Netafim found Drip Irrigation Jugaad for Indian farms
World largest drip irrigation firm, Netafim has come up with a solution to cater to the drip-irrigation problems of India’s fragmented land. In a country of unique problems, the solutions cannot be conventional. Netafim Irrigation realised this when it pondered over the problem of how to provide drip irrigation to small Indian farms. Six months ago, the wholly owned subsidiary of Israel-based Netafim, the world’s largest micro-irrigation company, indigenised its Family Drip System (FPS) for mainstream farming in India. As a result, drip irrigation is now available for farms that are as small as a quarter acre. FPS was originally developed for irrigating the backyard gardens in developed countries. Netafim itself had, till then, catered mostly to large farms of a few thousand acres. The budgets for these systems were large, and so was the incremental produce that farmers could get by adopting such systems. But that began to change when Netafim set up its own subsidiary in India in 1997. For the purposes of drip irrigation, India’s farm needs were different from most other countries in two significant ways. With a bit of help from both local support groups and the state government, the first group of 30 tribals who installed this system went to market with their produce just two months ago, each earning anywhere between Rs. 25,000 to Rs. 40,000 from the first crop. The tribals who grow vegetables with a crop cycle of three months, now earn a steady cash flow, helping them earn more than enough to repay the loans taken for the irrigation system within one or (a maximum of) two crops.
First, even some of the largest farms in India would be considered medium-sized or even small in most developed countries. Most drip irrigation systems that were available in India were for a land-holding of one acre. The small size of the farms immediately translated into a design constraint. Small farmers could not afford the expensive drip irrigation systems.
Second, electricity was not always available to many farms. To irrigate a farm using drip irrigation systems normally requires continuous power supply for three to four hours. Most Indian villages did not have this luxury.
For these reasons, catering to small farmers remained a low priority item for Netafim till an opportunity suddenly presented itself in Jharkhand. This East Indian state is one of the most impoverished states in India where most farm holdings are not just under one acre but also on uneven terrain. The farms are often owned by tribals who live on subsistence farming by growing just one crop when the rains are good. The rest of the year they work as menial labour — often on their own lands which they ‘loan’ out to better-off businessmen.
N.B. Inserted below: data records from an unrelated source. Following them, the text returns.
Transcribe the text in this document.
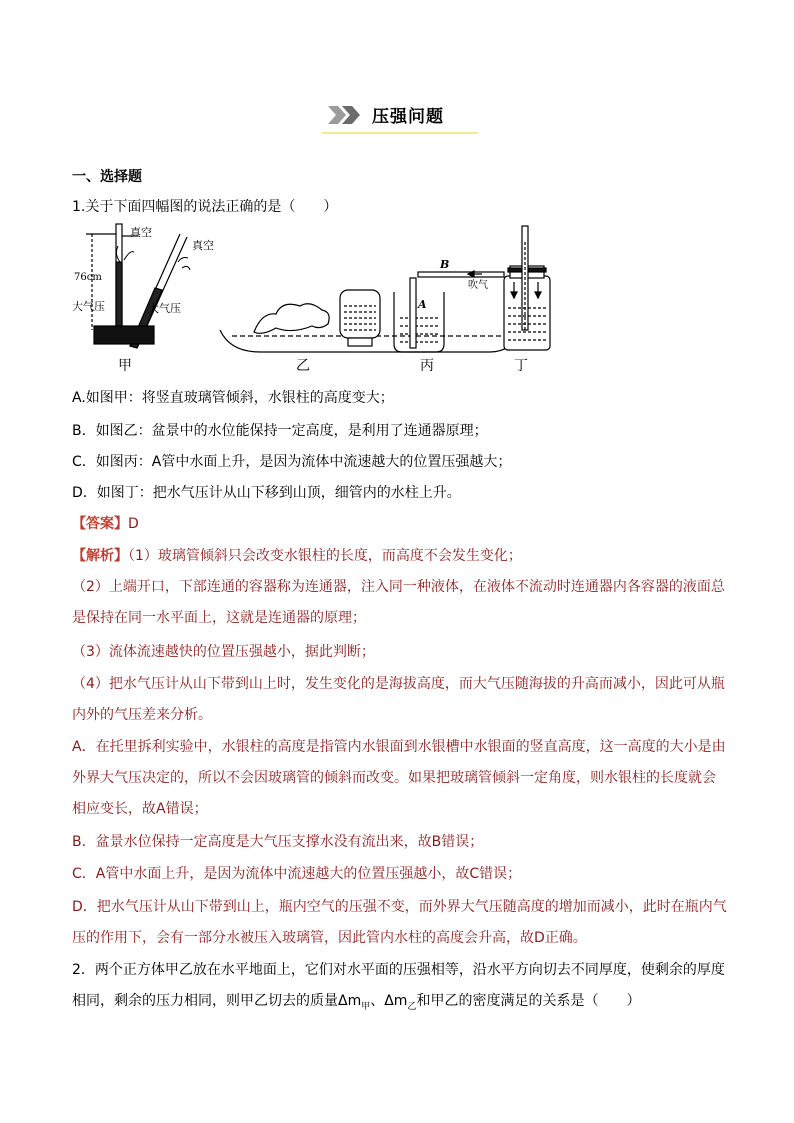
压强问题
一、选择题
1.关于下面四幅图的说法正确的是（　　）
真空
真空
76cm
大气压	大气压
B
A
吹气
甲	乙	丙	丁
A.如图甲：将竖直玻璃管倾斜，水银柱的高度变大；
B．如图乙：盆景中的水位能保持一定高度，是利用了连通器原理；
C．如图丙：A管中水面上升，是因为流体中流速越大的位置压强越大；
D．如图丁：把水气压计从山下移到山顶，细管内的水柱上升。
【答案】D
【解析】（1）玻璃管倾斜只会改变水银柱的长度，而高度不会发生变化；
（2）上端开口，下部连通的容器称为连通器，注入同一种液体，在液体不流动时连通器内各容器的液面总
是保持在同一水平面上，这就是连通器的原理；
（3）流体流速越快的位置压强越小，据此判断；
（4）把水气压计从山下带到山上时，发生变化的是海拔高度，而大气压随海拔的升高而减小，因此可从瓶
内外的气压差来分析。
A．在托里拆利实验中，水银柱的高度是指管内水银面到水银槽中水银面的竖直高度，这一高度的大小是由
外界大气压决定的，所以不会因玻璃管的倾斜而改变。如果把玻璃管倾斜一定角度，则水银柱的长度就会
相应变长，故A错误；
B．盆景水位保持一定高度是大气压支撑水没有流出来，故B错误；
C．A管中水面上升，是因为流体中流速越大的位置压强越小，故C错误；
D．把水气压计从山下带到山上，瓶内空气的压强不变，而外界大气压随高度的增加而减小，此时在瓶内气
压的作用下，会有一部分水被压入玻璃管，因此管内水柱的高度会升高，故D正确。
2．两个正方体甲乙放在水平地面上，它们对水平面的压强相等，沿水平方向切去不同厚度，使剩余的厚度
相同，剩余的压力相同，则甲乙切去的质量$\Delta m_甲$、$\Delta m_乙$和甲乙的密度满足的关系是（　　）
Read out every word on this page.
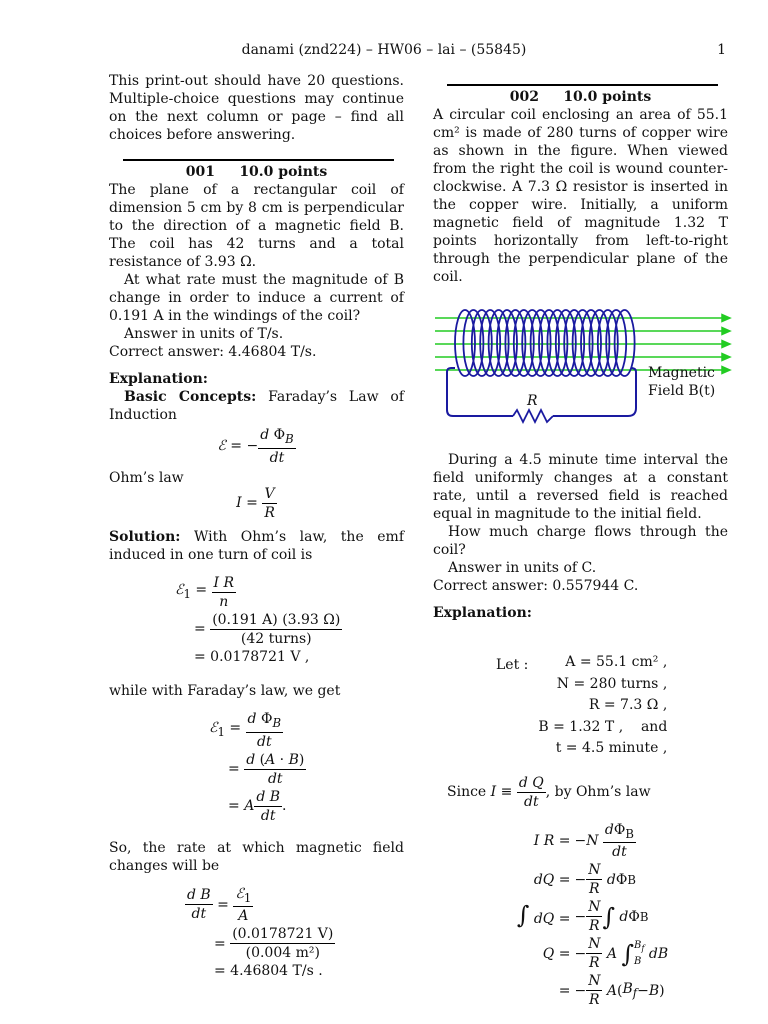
danami (znd224) – HW06 – lai – (55845)	1

This print-out should have 20 questions. Multiple-choice questions may continue on the next column or page – find all choices before answering.

001     10.0 points

The plane of a rectangular coil of dimension 5 cm by 8 cm is perpendicular to the direction of a magnetic field B. The coil has 42 turns and a total resistance of 3.93 Ω.

At what rate must the magnitude of B change in order to induce a current of 0.191 A in the windings of the coil?

Answer in units of T/s.

Correct answer: 4.46804 T/s.

Explanation:

Basic Concepts: Faraday’s Law of Induction

ℰ = − $\frac{d \Phi_B}{dt}$

Ohm’s law

$I = \frac{V}{R}$

Solution: With Ohm’s law, the emf induced in one turn of coil is

ℰ$_1$ = $\frac{\text{I R}}{n}$
= $\frac{(0.191 A) (3.93 \Omega)}{\text{(42 turns)}}$
= 0.0178721 V ,

while with Faraday’s law, we get

ℰ$_1$ = $\frac{d \Phi_B}{dt}$
= $\frac{d (A \cdot B)}{dt}$
= A $\frac{\text{d B}}{dt}$ .

So, the rate at which magnetic field changes will be

$\frac{\text{d B}}{dt} = \frac{ℰ_1}{A}$
= $\frac{(0.0178721 V)}{\text{(0.004 m²)}}$
= 4.46804 T/s .
002     10.0 points

A circular coil enclosing an area of 55.1 cm² is made of 280 turns of copper wire as shown in the figure. When viewed from the right the coil is wound counter-clockwise. A 7.3 Ω resistor is inserted in the copper wire. Initially, a uniform magnetic field of magnitude 1.32 T points horizontally from left-to-right through the perpendicular plane of the coil.

R
Magnetic
Field B(t)

During a 4.5 minute time interval the field uniformly changes at a constant rate, until a reversed field is reached equal in magnitude to the initial field.

How much charge flows through the coil?

Answer in units of C.

Correct answer: 0.557944 C.

Explanation:

Let :	A = 55.1 cm² ,
N = 280 turns ,
R = 7.3 Ω ,
B = 1.32 T ,    and
t = 4.5 minute ,
Since $I \equiv \frac{\text{d Q}}{dt}$ , by Ohm’s law
I R = − N
$\frac{d\Phi_B}{dt}$
dQ = − $\frac{N}{R}$
d Φ B
∫ dQ = − $\frac{N}{R}$ ∫
d Φ B
Q = − $\frac{N}{R}$
A
∫ $B_f$
B
dB
= − $\frac{N}{R}$
A ( $B_f - B$ )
Netafim took advantage of a state government plan to make agriculture viable for its impoverished tribals. The initiative was partly funded by the state under the Swarnjayanti Gram Swarozgar Yojana (SGSY) scheme. This scheme is meant for the self-employment of rural poor and the upliftment of tribals. The strategy involves introducing appropriate technologies and skills for irrigating a plot of land large enough for each tribal family to earn enough, but small enough for the husband-wife team to cultivate the plot themselves without depending on outside labour. The size of this plot has been standardised to 25 decimals, or 1,000 square metres — a little less than a quarter of an acre.
The conventional FPS is a pressure compensated system which ensures that the flow of water is equal all over the farm right from the beginning of the pipes to the very end of the pipes, both on low lying portions of the field and on higher levels. This is achieved through valves which clamp down when the water pressure increases (usually close to the source of water supply) and eases up when this pressure decreases (usually at the end of the pipe). A conventional FPS has tap inlet through which the water supply is taken into the system.
This is where Netafim used a little bit of Indian jugaad (improvisation), as water supply is not very regular on Indian farms.
To create water pressure, Netafim decided to befriend gravity. It recommended the setting up of a water tank at a height. This water tank could be filled with water with just 10 minutes of electrical motor power. If there was no electricity, the water could even be put in the tank through a hand pump. Once the tank was full, it could irrigate the field for over three hours.
Thus, when fields were parched last May, the only fields that remained green with a promise of a very rich harvest were those that had this system installed.
As against other systems that would cost at least double, this system cost just Rs. 30,000 of which 50 percent came in by way of a grant from the state government. The farmer had to finance just around Rs. 15,000.
Says Govardhan Munda, a 25-year-old tribal farmer, who now goes about teaching other farmers how to earn cash through this method of farming, “Today, we can earn at least Rs. 25,000 every cropping season. Some of us have even made Rs. 40,000.”
Now that the state of Jharkhand has decided to scale up this experiment to cover 100,000 farms, Netafim’s agronomists are helping the state’s officials to mark out each field with GPS locators, so that the spot can be identified on a GPS grid, and then help the state government couple it with the Unique Identification card (UID) project of the government. “This,” says a state government official, “will reduce the practice of drip irrigation companies claiming that more acres have been covered by drip irrigation than is actually the case, thus becoming eligible for a higher subsidy grant.” The process is likely to be adopted by other states as well.